Don’t Say This to A Person Affected by Anxiety

December 18, 2019
Often, people don't know what to say to a person affected by anxiety. What if you showed empathy instead of offering advice to begin with? This is because closeness and understanding are always a good start.
What do you say to someone affected by anxiety? How do you react to that loved one who’s about to have a panic attack? People are quick to tell them to “calm down” and not to worry. But the effect of such words on them will be the opposite of what you expect. Yes, even if you have their best interest at heart.
Anxiety isn’t something a person can control at will. This is because the anxious brain is different. There’s no on/off button. In fact, the mechanism is a lot more subtle. Thus, the only thing you do with such advice is to pressure them further and make them uncomfortable.
Albert Ellis, in his book How to Make Yourself Happy, points out that anxiety is a form of mental anguish. It’s quite intense and devastating and completely limits human potential. Now, an interesting thing here is that the first step to better manage it is not to block it but to accept its presence. This is because emotional pain is another part of who people are, and nobody is exempt from it.
Thus, when confronted with a person affected by anxiety, try to not tell them to relax. Don’t tell them not to get so obsessed and to stop worrying. Particularly, don’t tell them that what they feel isn’t real. These sorts of phrases will only block communication. Thus, you won’t hear an accurate account of what’s happening to them.
A seemingly anxious man.

Don’t tell someone affected by anxiety not to worry

A person affected by anxiety would love to calm down. If there’s something they would like to do, is to stop feeling that pain in their stomach. Why would anybody want to feel muscular tension and tachycardia?
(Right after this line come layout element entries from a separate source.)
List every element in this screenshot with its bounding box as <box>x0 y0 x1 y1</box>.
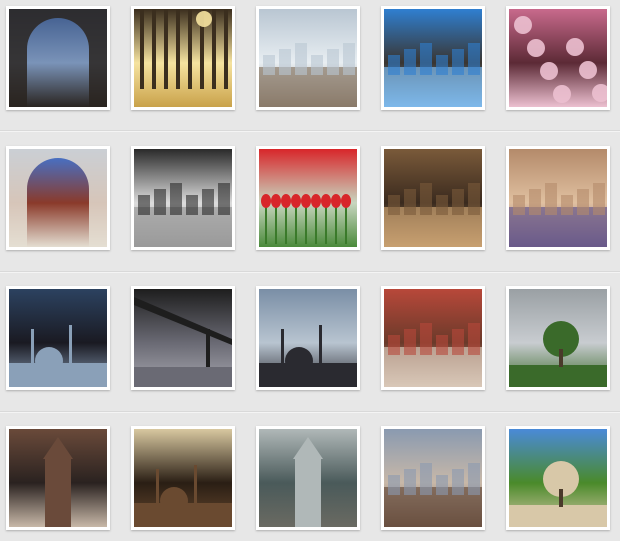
photo-thumbnail[interactable] <box>381 426 485 530</box>
row-divider <box>0 130 620 132</box>
photo-thumbnail[interactable] <box>131 426 235 530</box>
photo-image-pink-cherry-blossoms <box>509 9 607 107</box>
photo-image-harbor-cloudy-sky <box>384 9 482 107</box>
photo-thumbnail[interactable] <box>131 6 235 110</box>
photo-grid <box>0 0 620 541</box>
photo-thumbnail[interactable] <box>381 6 485 110</box>
photo-thumbnail[interactable] <box>131 146 235 250</box>
photo-thumbnail[interactable] <box>506 426 610 530</box>
photo-thumbnail[interactable] <box>6 286 110 390</box>
photo-thumbnail[interactable] <box>506 286 610 390</box>
photo-image-couple-black-white <box>134 149 232 247</box>
photo-image-hagia-sophia-interior <box>384 149 482 247</box>
photo-image-carpet-shop <box>384 289 482 387</box>
photo-thumbnail[interactable] <box>6 426 110 530</box>
photo-image-silhouette-man-skyline <box>259 289 357 387</box>
photo-thumbnail[interactable] <box>256 286 360 390</box>
photo-thumbnail[interactable] <box>256 426 360 530</box>
photo-image-park-tree-gate <box>509 289 607 387</box>
photo-image-red-tulips-field <box>259 149 357 247</box>
photo-thumbnail[interactable] <box>6 146 110 250</box>
photo-thumbnail[interactable] <box>131 286 235 390</box>
photo-thumbnail[interactable] <box>506 6 610 110</box>
photo-image-bosphorus-bridge <box>134 289 232 387</box>
photo-image-crowded-square <box>384 429 482 527</box>
photo-thumbnail[interactable] <box>381 286 485 390</box>
photo-image-woman-child-street <box>509 149 607 247</box>
photo-image-mosque-sepia <box>134 429 232 527</box>
photo-thumbnail[interactable] <box>6 6 110 110</box>
row-divider <box>0 271 620 273</box>
photo-image-forest-sunrise-trees <box>134 9 232 107</box>
photo-image-palace-garden <box>509 429 607 527</box>
photo-image-gate-archway-crowd <box>9 9 107 107</box>
photo-thumbnail[interactable] <box>256 146 360 250</box>
photo-image-bosphorus-hillside-town <box>259 9 357 107</box>
photo-thumbnail[interactable] <box>506 146 610 250</box>
photo-image-arch-blue-sky-gate <box>9 149 107 247</box>
photo-image-maidens-tower-sea <box>259 429 357 527</box>
photo-thumbnail[interactable] <box>381 146 485 250</box>
photo-thumbnail[interactable] <box>256 6 360 110</box>
photo-image-galata-tower <box>9 429 107 527</box>
photo-image-mosque-dusk-clouds <box>9 289 107 387</box>
row-divider <box>0 411 620 413</box>
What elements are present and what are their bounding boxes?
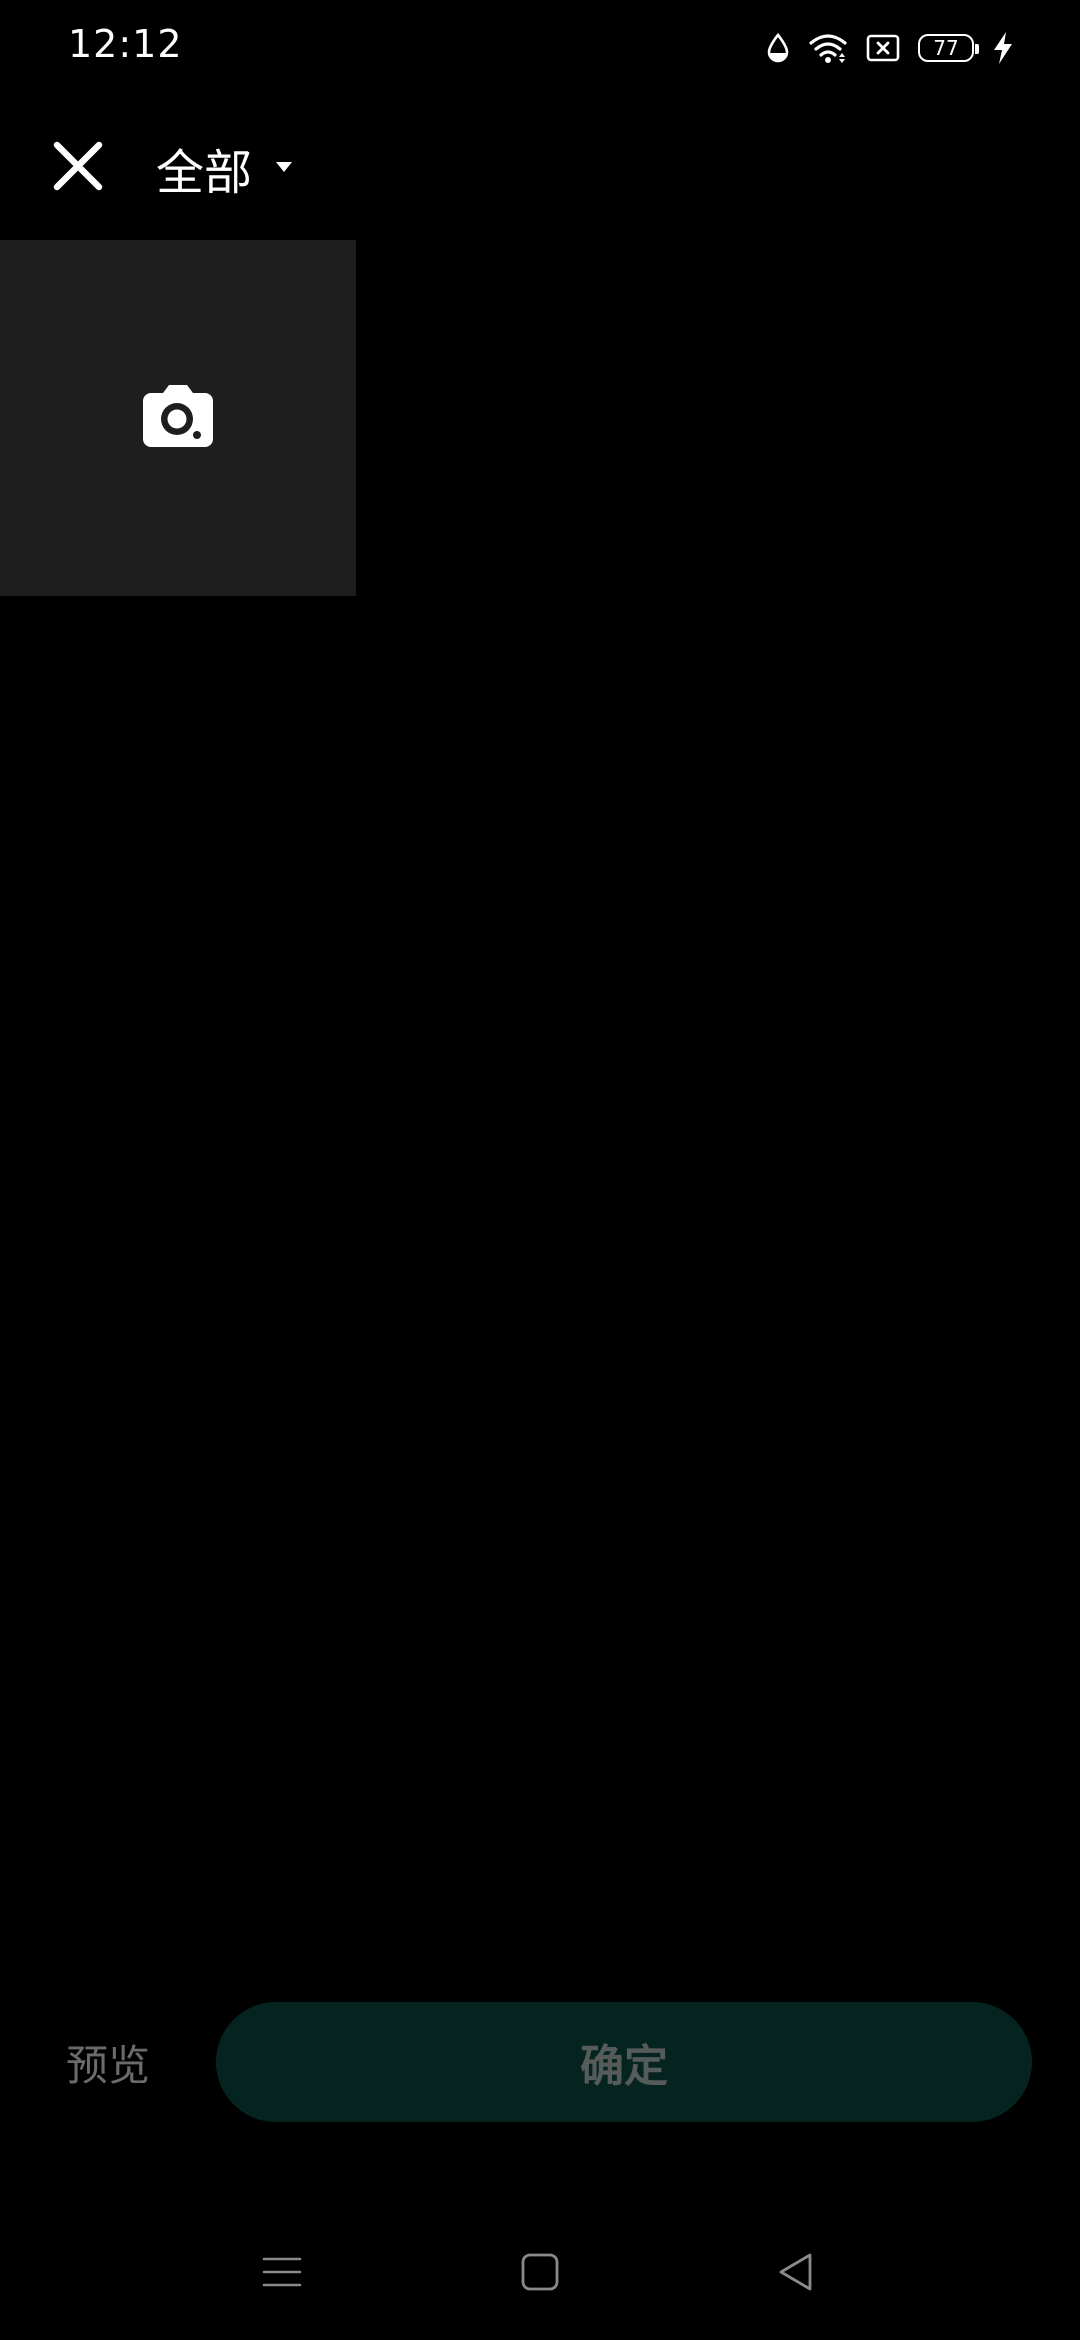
- nav-recents-button[interactable]: [258, 2250, 306, 2298]
- close-icon: [52, 140, 104, 196]
- caret-down-icon: [274, 159, 294, 178]
- status-bar: 12:12 77: [0, 0, 1080, 96]
- camera-capture-tile[interactable]: [0, 240, 356, 596]
- charging-bolt-icon: [992, 31, 1014, 65]
- media-grid: [0, 240, 1080, 596]
- battery-level: 77: [933, 36, 959, 60]
- battery-icon: 77: [918, 34, 979, 62]
- wifi-icon: [808, 31, 848, 65]
- nav-home-button[interactable]: [516, 2250, 564, 2298]
- top-app-bar: 全部: [0, 96, 1080, 240]
- album-selector[interactable]: 全部: [156, 132, 294, 204]
- confirm-button[interactable]: 确定: [216, 2002, 1032, 2122]
- sim-off-icon: [866, 33, 900, 63]
- bottom-action-bar: 预览 确定: [0, 2002, 1080, 2124]
- camera-icon: [141, 383, 215, 453]
- home-square-icon: [520, 2252, 560, 2296]
- preview-button[interactable]: 预览: [66, 2032, 150, 2093]
- status-time: 12:12: [68, 22, 183, 66]
- nav-back-button[interactable]: [772, 2250, 820, 2298]
- data-saver-drop-icon: [766, 32, 790, 64]
- status-icons: 77: [766, 26, 1014, 70]
- close-button[interactable]: [46, 136, 110, 200]
- menu-icon: [262, 2252, 302, 2296]
- album-title: 全部: [156, 145, 253, 201]
- back-triangle-icon: [776, 2252, 816, 2296]
- system-navigation-bar: [0, 2230, 1080, 2320]
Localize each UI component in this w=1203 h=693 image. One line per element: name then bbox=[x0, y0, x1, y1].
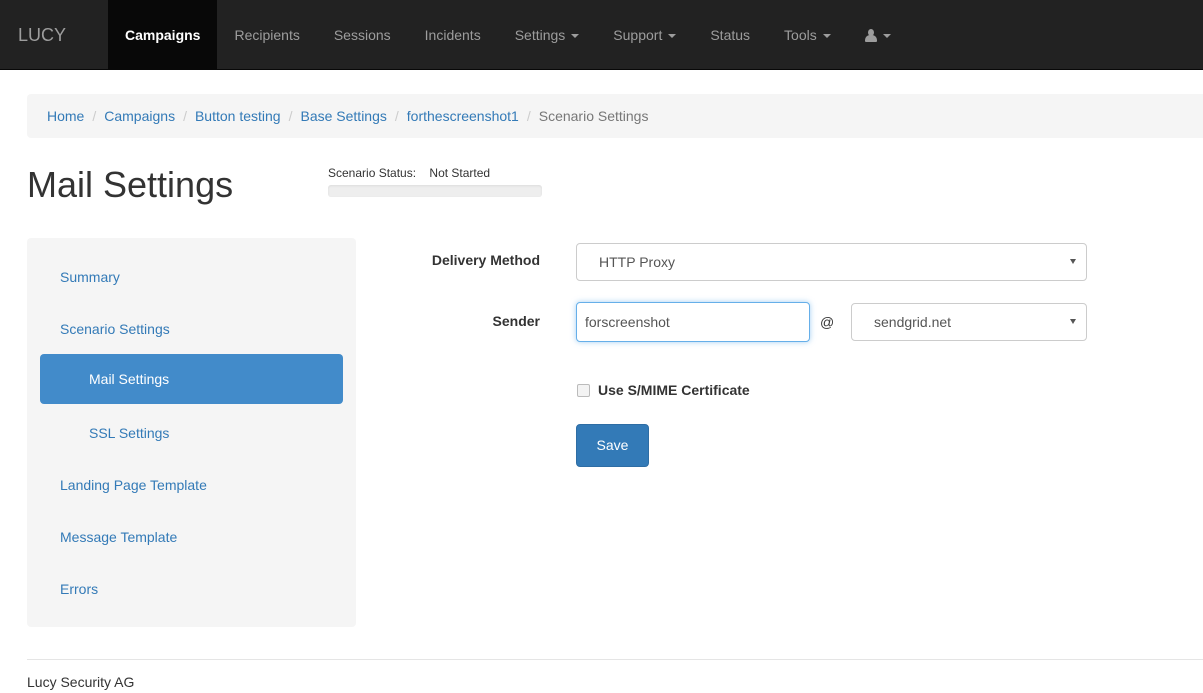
smime-checkbox[interactable] bbox=[577, 383, 590, 397]
breadcrumb: Home / Campaigns / Button testing / Base… bbox=[27, 94, 1203, 138]
sidebar-item-summary[interactable]: Summary bbox=[27, 252, 356, 302]
save-button[interactable]: Save bbox=[576, 424, 649, 467]
caret-down-icon bbox=[668, 34, 677, 38]
scenario-progress-bar bbox=[328, 185, 542, 197]
sender-domain-select[interactable]: sendgrid.net bbox=[851, 303, 1087, 341]
breadcrumb-base-settings[interactable]: Base Settings bbox=[300, 108, 386, 124]
caret-down-icon bbox=[571, 34, 580, 38]
at-sign: @ bbox=[820, 314, 835, 330]
breadcrumb-separator: / bbox=[288, 108, 293, 124]
footer-divider bbox=[27, 659, 1203, 660]
nav-campaigns[interactable]: Campaigns bbox=[108, 0, 218, 70]
scenario-status-value: Not Started bbox=[429, 166, 491, 180]
nav-incidents-label: Incidents bbox=[424, 27, 481, 43]
brand-logo[interactable]: LUCY bbox=[18, 0, 66, 70]
sidebar-item-ssl-settings[interactable]: SSL Settings bbox=[27, 408, 356, 458]
sidebar-item-mail-settings[interactable]: Mail Settings bbox=[40, 354, 343, 404]
scenario-status-label: Scenario Status: bbox=[328, 166, 417, 180]
select-arrow-icon bbox=[1070, 259, 1076, 264]
sidebar-item-scenario-settings[interactable]: Scenario Settings bbox=[27, 304, 356, 354]
breadcrumb-separator: / bbox=[183, 108, 187, 124]
smime-checkbox-row[interactable]: Use S/MIME Certificate bbox=[577, 382, 750, 398]
breadcrumb-separator: / bbox=[92, 108, 97, 124]
user-icon bbox=[864, 28, 877, 42]
nav-sessions-label: Sessions bbox=[333, 27, 391, 43]
select-arrow-icon bbox=[1070, 319, 1076, 324]
nav-sessions[interactable]: Sessions bbox=[317, 0, 408, 70]
caret-down-icon bbox=[882, 34, 891, 38]
sidebar: Summary Scenario Settings Mail Settings … bbox=[27, 238, 356, 627]
scenario-status: Scenario Status: Not Started bbox=[328, 165, 542, 197]
delivery-method-value: HTTP Proxy bbox=[599, 254, 675, 270]
sender-label: Sender bbox=[492, 313, 540, 329]
footer-company: Lucy Security AG bbox=[27, 674, 135, 690]
nav-support-label: Support bbox=[613, 27, 663, 43]
nav-tools-dropdown[interactable]: Tools bbox=[767, 0, 848, 70]
delivery-method-label: Delivery Method bbox=[431, 252, 540, 268]
sender-domain-value: sendgrid.net bbox=[874, 314, 952, 330]
sender-input[interactable] bbox=[576, 302, 810, 342]
sidebar-item-landing-page-template[interactable]: Landing Page Template bbox=[27, 460, 356, 510]
caret-down-icon bbox=[822, 34, 831, 38]
breadcrumb-current: Scenario Settings bbox=[538, 108, 649, 124]
breadcrumb-button-testing[interactable]: Button testing bbox=[195, 108, 281, 124]
nav-settings-label: Settings bbox=[514, 27, 566, 43]
breadcrumb-separator: / bbox=[526, 108, 531, 124]
nav-incidents[interactable]: Incidents bbox=[408, 0, 498, 70]
breadcrumb-home[interactable]: Home bbox=[47, 108, 84, 124]
nav-campaigns-label: Campaigns bbox=[125, 27, 201, 43]
scenario-status-text: Scenario Status: Not Started bbox=[328, 165, 542, 181]
breadcrumb-separator: / bbox=[394, 108, 399, 124]
delivery-method-select[interactable]: HTTP Proxy bbox=[576, 243, 1087, 281]
nav-support-dropdown[interactable]: Support bbox=[596, 0, 693, 70]
breadcrumb-scenario[interactable]: forthescreenshot1 bbox=[407, 108, 519, 124]
nav-recipients[interactable]: Recipients bbox=[217, 0, 316, 70]
breadcrumb-campaigns[interactable]: Campaigns bbox=[104, 108, 175, 124]
top-navbar: LUCY Campaigns Recipients Sessions Incid… bbox=[0, 0, 1203, 70]
nav-status[interactable]: Status bbox=[693, 0, 767, 70]
sidebar-item-message-template[interactable]: Message Template bbox=[27, 512, 356, 562]
page-title: Mail Settings bbox=[27, 164, 234, 205]
nav-settings-dropdown[interactable]: Settings bbox=[498, 0, 597, 70]
nav-recipients-label: Recipients bbox=[234, 27, 300, 43]
sidebar-item-errors[interactable]: Errors bbox=[27, 564, 356, 614]
nav-user-dropdown[interactable] bbox=[848, 0, 908, 70]
smime-checkbox-label[interactable]: Use S/MIME Certificate bbox=[598, 382, 750, 398]
main-nav: Campaigns Recipients Sessions Incidents … bbox=[108, 0, 908, 70]
nav-status-label: Status bbox=[710, 27, 751, 43]
nav-tools-label: Tools bbox=[784, 27, 817, 43]
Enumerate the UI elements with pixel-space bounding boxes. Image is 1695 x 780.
The rumble of disturbing thoughts so difficult to control isn’t a good feeling. So, people who go through this psychological reality often feel they are about to have a heart attack. Either that or about to lose it.
Thus, telling someone with anxiety not to worry is like telling a drowning person to get out of the water. They can’t help it and, in reality, they need a more valid kind of help from you. There’s something else you must take into account: anxiety often appears without warning. So, it isn’t necessary to be under stress in a tough situation.
In fact, the anxiety demon arises in the most innocuous and unsuspected situations. And when it happens, it’s quite common for someone close to them to insist that there’s nothing to worry about. That everything is alright and they’re doing it to themselves.
As you can see, such suggestions only worsen the situation.

Less advice and more empathy

Don’t tell a person with anxiety not to worry. Also, don’t tell them to relax and to wake up and smell the coffee. Don’t do any of these two things for a simple reason. Because the captive brain of anxiety won’t listen as is on alert mode. It’s unable to process orders, suggestions and well-meaning advice. If you do, you’ll soon realize the uselessness of your advice. Because, if there’s something an anxious person does expect, it’s your empathy.
The best course of action sometimes is to say nothing. It’s enough to be there for them and let them know they can count on you for whatever they need. There’ll soon be a chance to look for suitable strategies. But sometimes it’s best to be someone’s beacon of light. To be a fortress of balance before those who deal with their tides, crises, and storms.
A study conducted by the psychopharmacology department of the University of Chemin de Ronde, in Paris, says that the brain of a person with anxiety is under the control of cortisol, adrenaline, and norepinephrine. They say it’s very difficult to think in such a state, so any advice under these circumstances is of little use.
A concerned man.

What to tell someone with anxiety?

If you’re wondering what a good thing to say to someone with anxiety is, the answer is simple: say less, do more. Rather than giving well-meaning advice, observe and be near. Try to understand what they’re going through. Understand, more than anything, that there are many types of anxiety. That what’s appropriate for one person may not be for another.
Thus, the best thing to do is to ask things such as “How can I help you?” or “I know you’re under stress right now and it seems you can’t control it, so let’s breathe together in the meantime”. It’s sometimes enough for a person to have a close, serene, and reassuring presence. Later, you might be able to help them seek help, but in the meantime, know how to be and give affection and empathy. It’s easier than it seems.
  • Millan, M. J. (2003). The neurobiology and control of anxious states. Progress in Neurobiology. Elsevier Ltd.